Allen Iverson acting as vocal leader

allen iverson

Scott Cacciola of the Memphis Commercial Appeal reports:  Allen Iverson made his presence felt at training camp, and he was vocal. After the team had a sloppy mid-week workout, Lionel Hollins got the group together at center court and yelled at them. Then Iverson did the same, his mini-tirade laced with expletives. “C’mon, man!” Iverson yelled. “This ain’t punishment! This is how we’re trying to play.” Was Hollins encouraged to see Iverson take such a vocal role so early? He almost bristled at the question. “You know, I don’t care,” Hollins said. “The team has to take the onus, and it’s not just one person. It’s the team. They have to encourage each other, they have to chastise each other. … They have to say the right things and mean it the right way.”

InsideHoops.com editor says: I fear w hat happens when Iverson, Zach Randolph and maybe Rudy Gay and O.J. Mayo start disagreeing about who should be shooting what shot, who ignored the open man or didn’t see the cutter, etc.

kwame brown

Vince Ellis of the Detroit Free Press reports: Pistons coach John Kuester has praised Kwame Brown at nearly every opportunity since he was hired in early July. So it wasn’t a shock when Kuester announced before Monday night’s exhibition opener against the Heat that the veteran entering his ninth season will get first crack at the starting center job. “Kwame has had a great 10 practices,” Kuester said. Kuester’s praise of Brown started even before training camp last week.

InsideHoops.com editor says: I’m not saying the love for Kwame Brown won’t last, but, well, yeah, let’s see if it lasts.  He may be the best option they have for the role.

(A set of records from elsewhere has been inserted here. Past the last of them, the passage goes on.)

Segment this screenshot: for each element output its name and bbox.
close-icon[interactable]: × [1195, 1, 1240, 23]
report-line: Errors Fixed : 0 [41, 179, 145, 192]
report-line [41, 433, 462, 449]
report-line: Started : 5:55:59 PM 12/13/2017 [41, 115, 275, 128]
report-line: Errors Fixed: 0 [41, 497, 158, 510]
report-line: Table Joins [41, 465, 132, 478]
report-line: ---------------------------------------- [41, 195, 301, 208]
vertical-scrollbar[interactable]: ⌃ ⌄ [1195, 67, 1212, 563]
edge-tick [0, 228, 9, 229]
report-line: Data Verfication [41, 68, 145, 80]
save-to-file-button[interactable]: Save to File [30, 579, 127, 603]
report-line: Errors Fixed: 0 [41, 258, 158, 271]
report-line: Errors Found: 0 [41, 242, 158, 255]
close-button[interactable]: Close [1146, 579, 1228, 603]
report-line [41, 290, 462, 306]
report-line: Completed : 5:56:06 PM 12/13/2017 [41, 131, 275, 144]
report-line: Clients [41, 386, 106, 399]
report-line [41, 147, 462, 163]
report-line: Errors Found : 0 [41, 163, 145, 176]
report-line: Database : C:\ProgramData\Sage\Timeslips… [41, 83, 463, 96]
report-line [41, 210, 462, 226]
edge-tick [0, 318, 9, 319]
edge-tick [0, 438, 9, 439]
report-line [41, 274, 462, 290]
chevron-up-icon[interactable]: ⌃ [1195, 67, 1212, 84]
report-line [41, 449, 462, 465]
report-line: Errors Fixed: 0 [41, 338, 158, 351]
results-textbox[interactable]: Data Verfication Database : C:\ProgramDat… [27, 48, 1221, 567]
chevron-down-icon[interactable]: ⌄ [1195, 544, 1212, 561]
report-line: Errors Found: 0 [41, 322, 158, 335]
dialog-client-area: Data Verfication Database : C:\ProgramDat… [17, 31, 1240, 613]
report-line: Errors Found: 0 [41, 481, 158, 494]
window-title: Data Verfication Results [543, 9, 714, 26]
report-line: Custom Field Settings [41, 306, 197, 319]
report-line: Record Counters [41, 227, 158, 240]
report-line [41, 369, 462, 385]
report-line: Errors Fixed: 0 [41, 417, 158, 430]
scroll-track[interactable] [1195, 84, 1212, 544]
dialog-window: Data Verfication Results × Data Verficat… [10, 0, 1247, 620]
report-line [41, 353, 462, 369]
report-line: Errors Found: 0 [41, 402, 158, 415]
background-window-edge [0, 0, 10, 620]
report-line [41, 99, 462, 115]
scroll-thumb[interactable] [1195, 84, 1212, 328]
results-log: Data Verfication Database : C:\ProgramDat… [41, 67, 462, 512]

Oct 5: Magic 110, Mavs 105

The AP reports: Vince Carter scored 21 points in his Orlando debut and Brandon Bass added seven of his 13 points in the final two minutes to lift the Magic to a 110-105 victory over the Dallas Mavericks in the preseason opener for both teams on Monday night… Dallas’ Dirk Nowitzki scored 23 points, including going 17-for-19 from the free-throw line. Drew Gooden, an offseason free-agent pickup by the Mavericks, added 18 points. Orlando’s Dwight Howard had 17 points and 11 rebounds before fouling out with 4:31 left in the third quarter. Rashard Lewis added 18 points for the Magic.

Oct 5: Pistons 87, Heat 83

The AP reports: Austin Daye’s physique has always drawn comparisons to Tayshaun Prince. It only took the Detroit Pistons rookie two quarters to bring Prince’s most famous moment to mind. In the second quarter of Detroit’s 87-83 preseason victory over Miami, Daye ran down Dwyane Wade to block what appeared to be an uncontested layup—a play very similar to Prince’s game-winning block of Indiana’s Reggie Miller in the 2004 playoffs… Dwyane Wade led Miami with 18 points in 26 minutes, but wasn’t happy with Miami’s defense, which allowed the Pistons to shoot 47.6 percent from the floor.